L’empathie joue un rôle majeur dans l’œuvre de Han Kang. The Wind Blows, Go, paru en 2010, aborde les questions complexes de l’amitié et de l’art. Greek Lessons (2011) parle du lien extraordinaire entre deux personnes vulnérables et la capacité de créer un langage commun. L’histoire raconte la rencontre entre une jeune femme traumatisée devenue muette et un professeur de grec ancien qui est en train de perdre la vue.

Portée par les valeurs humaines et des univers souvent intimes, l’autrice n’écarte pas non plus la dimension politique de la vie. Dans Human Acts (2014), elle parle d’un massacre commis à Gwangju, sa ville natale, par l’armée sud-coréenne en 1980, en donnant une voix aux centaines d’étudiants et de civils désarmés qui ont été assassinés.

Avec son roman Impossibles adieux, publié en 2021 et aussi récompensé en France, elle récidive avec ses pensées profondément politiques. Un hommage à des dizaines de milliers de personnes, dont aussi des enfants et des personnes âgées, qui ont été fusillées à la fin des années 1940 sur l’île sud-coréenne de Jeju, parce qu’elles étaient communistes ou soupçonnées d’être des collaborateurs.

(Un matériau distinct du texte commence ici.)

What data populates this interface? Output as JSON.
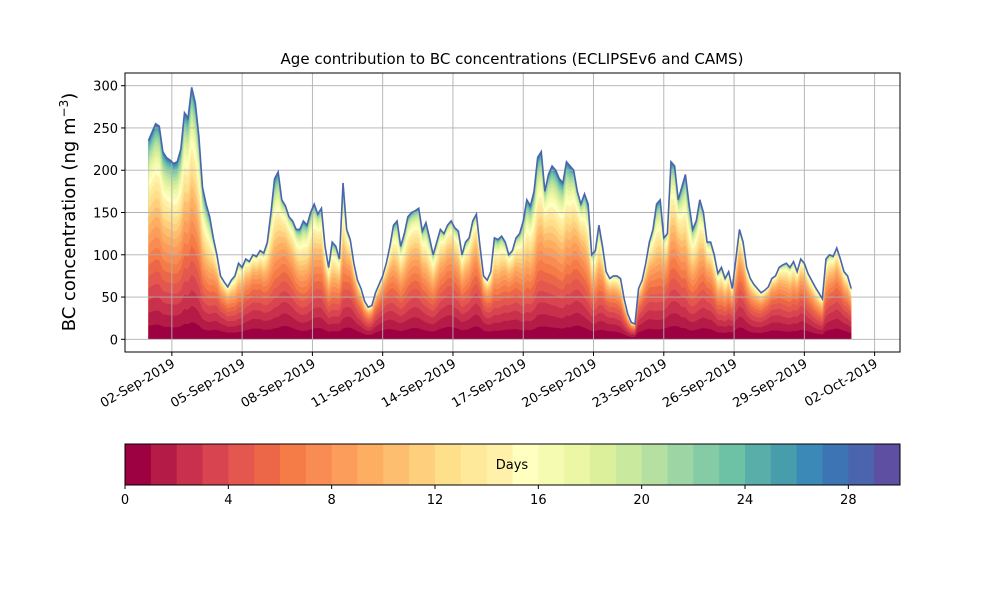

Dans The White Book, la puissance poétique de son style et l’omniprésence de la couleur blanche et du vide prennent le dessus pour raconter une tragédie personnelle vécue par sa mère et son père, mais qui a eu aussi de fortes répercussions sur sa propre vie : le décès de sa sœur ainée quelques heures après sa naissance. En se demandant si cette mort précoce n’a pas aussi rendu sa vie possible, elle inclut la mort et les morts dans sa vision de la vie.

Les africains oubliés ?

Cependant, jusqu’à aujourd’hui, seulement cinq écrivains du continent africain ont reçu le prix Nobel de littérature : le chantre de la liberté, le Nigérian Wole Soyinka, est devenu en 1986 le premier écrivain noir et le premier auteur africain nobélisé par le prix de littérature, suivi en 1988 par le « Victor Hugo du Caire », l’Égyptien Naguib Mahfouz, la militante contre l’apartheid, la Sud-Africaine Nadine Gordimer en 1991, devenue la première femme du continent africain distinguée par le prix, l’écrivain anti-raciste John Maxwell Coetzee (« écrivain occidental vivant en Afrique du Sud ») en 2003 et le Tanzanien Abdulrazak Gurnah, qui s’est vu décerner le prix en 2021 et qui a été félicité pour ses récits sur le « destin des réfugiés pris entre les cultures et les continents ». Depuis 1901, l’Europe et l’Amérique du Nord représentent les trois quarts des auteurs récompensés par la plus prestigieuse distinction littéraire du monde. Avec Han Kang, le prix Nobel de littérature a récompensé aussi l’écriture et la culture d’un autre continent.

L’an dernier, le prix Nobel de littérature avait été remis au dramaturge norvégien Jon Fosse.